Durchbruch nach Fukushima?
Vor einem Jahr stellte bild der wissenschaft verschiedene Ansätze vor, um Wind- und Sonnenstrom zu speichern. Seitdem hat sich viel bewegt – mit Rückenwind durch die Reaktorkatastrophe in Japan.

Segelboote kreuzen auf dem Rursee. Zwischendurch ist immer wieder ein Fahrgastschiff zu sehen. In acht Jahren, fürchten manche Bürger in den Eifelstädtchen rund um den zweitgrößten Stausee Deutschlands, wird es damit vorbei sein. Dann wird das Touristenziel das schnöde Unterbecken eines Pumpspeicherkraftwerks sein, bei dem der Wasserspiegel innerhalb weniger Stunden um bis zu zwei Meter steigt und fällt.

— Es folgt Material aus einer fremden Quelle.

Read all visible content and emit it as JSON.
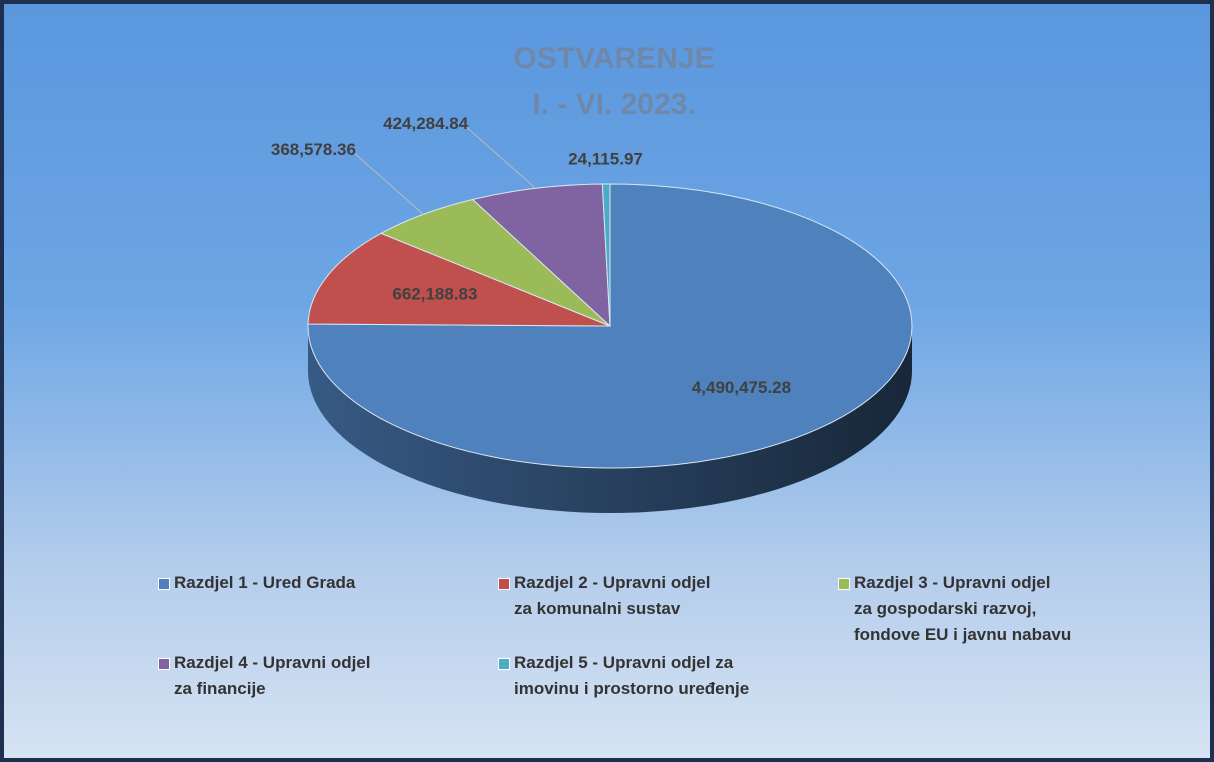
{
  "chart_data": {
    "type": "pie",
    "title": "OSTVARENJE\nI. - VI. 2023.",
    "categories": [
      "Razdjel 1 - Ured Grada",
      "Razdjel 2 - Upravni odjel\nza komunalni sustav",
      "Razdjel 3 - Upravni odjel\nza gospodarski razvoj,\nfondove EU i javnu nabavu",
      "Razdjel 4 - Upravni odjel\nza financije",
      "Razdjel 5 - Upravni odjel za\nimovinu i prostorno uređenje"
    ],
    "values": [
      4490475.28,
      662188.83,
      368578.36,
      424284.84,
      24115.97
    ],
    "value_labels": [
      "4,490,475.28",
      "662,188.83",
      "368,578.36",
      "424,284.84",
      "24,115.97"
    ],
    "colors": [
      "#4f81bd",
      "#c0504d",
      "#9bbb59",
      "#8064a2",
      "#4bacc6"
    ]
  }
}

Kaum hatte Bundeskanzlerin Angela Merkel – unter dem Eindruck des Reaktorunglücks in Fukushima – die beschleunigte Energiewende verkündet, konnte das Aachener Unternehmen Trianel seinen Beitrag zur Lösung der Probleme präsentieren, die der massive Ausbau von Wind- und Solarstrom mit sich bringt. Bis 2019 baut das Unternehmen, das rund 50 Stadtwerken in Deutschland, Österreich und der Schweiz gehört, ein 640-Megawatt-Pumpspeicherkraftwerk am Rursee und eines mit 390 Megawatt im Weserbergland zwischen Höxter und Beverungen. Sie sollen überschüssigen Strom aufnehmen und ihn bei Windstille oder fehlender Sonne wieder ins Netz einspeisen.

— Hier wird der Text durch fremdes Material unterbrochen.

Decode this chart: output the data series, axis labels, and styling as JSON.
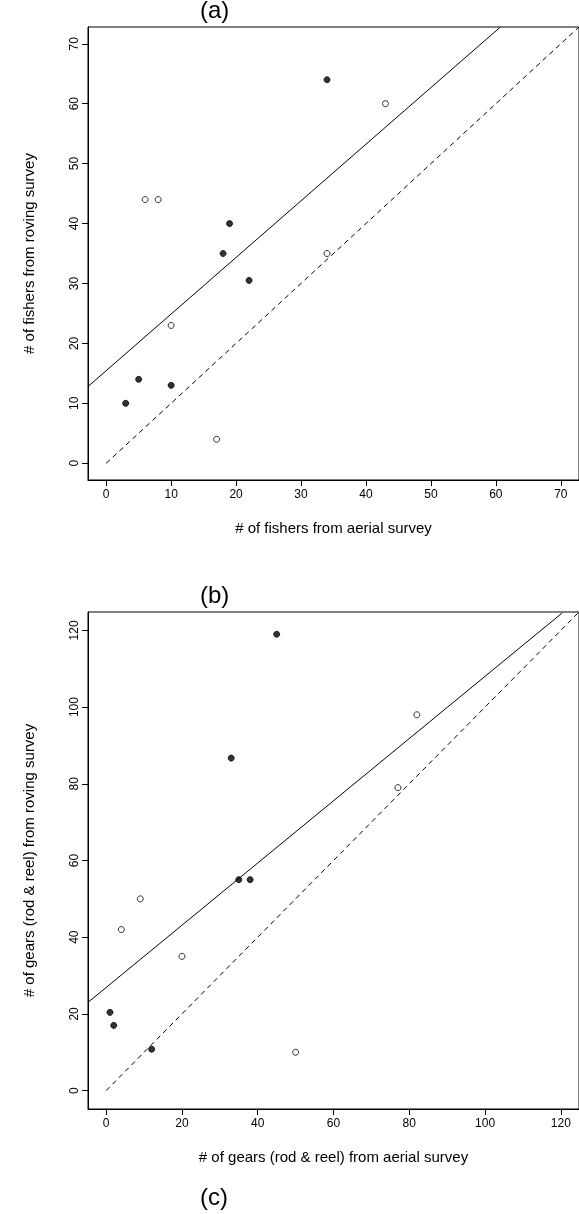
{
  "chart_data": [
    {
      "type": "scatter",
      "xlabel": "# of fishers from aerial survey",
      "ylabel": "# of fishers from roving survey",
      "annotations": [
        "(a)"
      ],
      "xlim": [
        -2.8,
        72.8
      ],
      "ylim": [
        -2.8,
        72.8
      ],
      "xticks": [
        0,
        10,
        20,
        30,
        40,
        50,
        60,
        70
      ],
      "yticks": [
        0,
        10,
        20,
        30,
        40,
        50,
        60,
        70
      ],
      "marker": "circle",
      "series": [
        {
          "color": "#000000",
          "x": [
            3,
            5,
            10,
            18,
            19,
            22,
            34
          ],
          "values": [
            10,
            14,
            13,
            35,
            40,
            30.5,
            64
          ]
        },
        {
          "color": "#ffffff",
          "x": [
            6,
            8,
            10,
            17,
            34,
            43
          ],
          "values": [
            44,
            44,
            23,
            4,
            35,
            60
          ]
        },
        {
          "type": "line",
          "color": "#000000",
          "marker": "none",
          "line_style": "solid",
          "x": [
            -2.8,
            60.7
          ],
          "values": [
            12.8,
            72.8
          ]
        },
        {
          "type": "line",
          "color": "#000000",
          "marker": "none",
          "line_style": "dashed",
          "x": [
            0,
            72.8
          ],
          "values": [
            0,
            72.8
          ]
        }
      ]
    },
    {
      "type": "scatter",
      "xlabel": "# of gears (rod & reel) from aerial survey",
      "ylabel": "# of gears (rod & reel) from roving survey",
      "annotations": [
        "(b)",
        "(c)"
      ],
      "xlim": [
        -4.8,
        124.8
      ],
      "ylim": [
        -4.8,
        124.8
      ],
      "xticks": [
        0,
        20,
        40,
        60,
        80,
        100,
        120
      ],
      "yticks": [
        0,
        20,
        40,
        60,
        80,
        100,
        120
      ],
      "marker": "circle",
      "series": [
        {
          "color": "#000000",
          "x": [
            1,
            2,
            12,
            33,
            35,
            38,
            45
          ],
          "values": [
            20.4,
            17,
            10.8,
            86.7,
            55,
            55,
            119
          ]
        },
        {
          "color": "#ffffff",
          "x": [
            4,
            9,
            20,
            50,
            77,
            82
          ],
          "values": [
            42,
            50,
            35,
            10,
            79,
            98
          ]
        },
        {
          "type": "line",
          "color": "#000000",
          "marker": "none",
          "line_style": "solid",
          "x": [
            -4.8,
            120.3
          ],
          "values": [
            23,
            124.5
          ]
        },
        {
          "type": "line",
          "color": "#000000",
          "marker": "none",
          "line_style": "dashed",
          "x": [
            0,
            124.8
          ],
          "values": [
            0,
            124.8
          ]
        }
      ]
    }
  ]
}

Der Bedarf an Speichern ist gigantisch. Derzeit liegt die installierte Leistung in Deutschland bei rund 7000 Megawatt. Benötigt wird nach Ansicht von Experten künftig das 500-Fache. Die effektivsten Puffer für ein schwankendes Stromangebot sind Pumpspeicherkraftwerke. Doch, wie bdw in der Titelgeschichte „ Sonne und Wind endlich gebändigt“ in Ausgabe 10/2010 berichtet hat, galt deren weiterer Ausbau bisher als unwahrscheinlich, das Potenzial schien ausgeschöpft. Sven Becker, Sprecher der Trianel-Geschäftsführung, ließ dennoch eine Höhenprofilkarte Deutschlands scannen. Ziel war es, mögliche Standorte für neue große Pumpspeicherkraftwerke zu finden. Das Resultat: Die Scan-Software ermittelte rund 3000 geeignete Standorte in den Mittelgebirgen und am Alpenrand. Vier davon waren für das Aachener Unternehmen interessant, zwei werden jetzt gebaut – falls sich die Bedenken vieler Bürger ausräumen lassen. Auf jeden Fall wird es gewaltige Veränderungen geben. Rund drei Kilometer vom Rursee entfernt hat das Scan-Programm eine Bergkuppe ausgemacht, auf der der Obersee entstehen soll. Rund 3,8 Millionen Kubikmeter Erde und Gestein sollen aus der Kuppe gekratzt und rundherum als Wall abgelagert werden. So entsteht 240 Meter über dem Rursee ein Speicherbecken.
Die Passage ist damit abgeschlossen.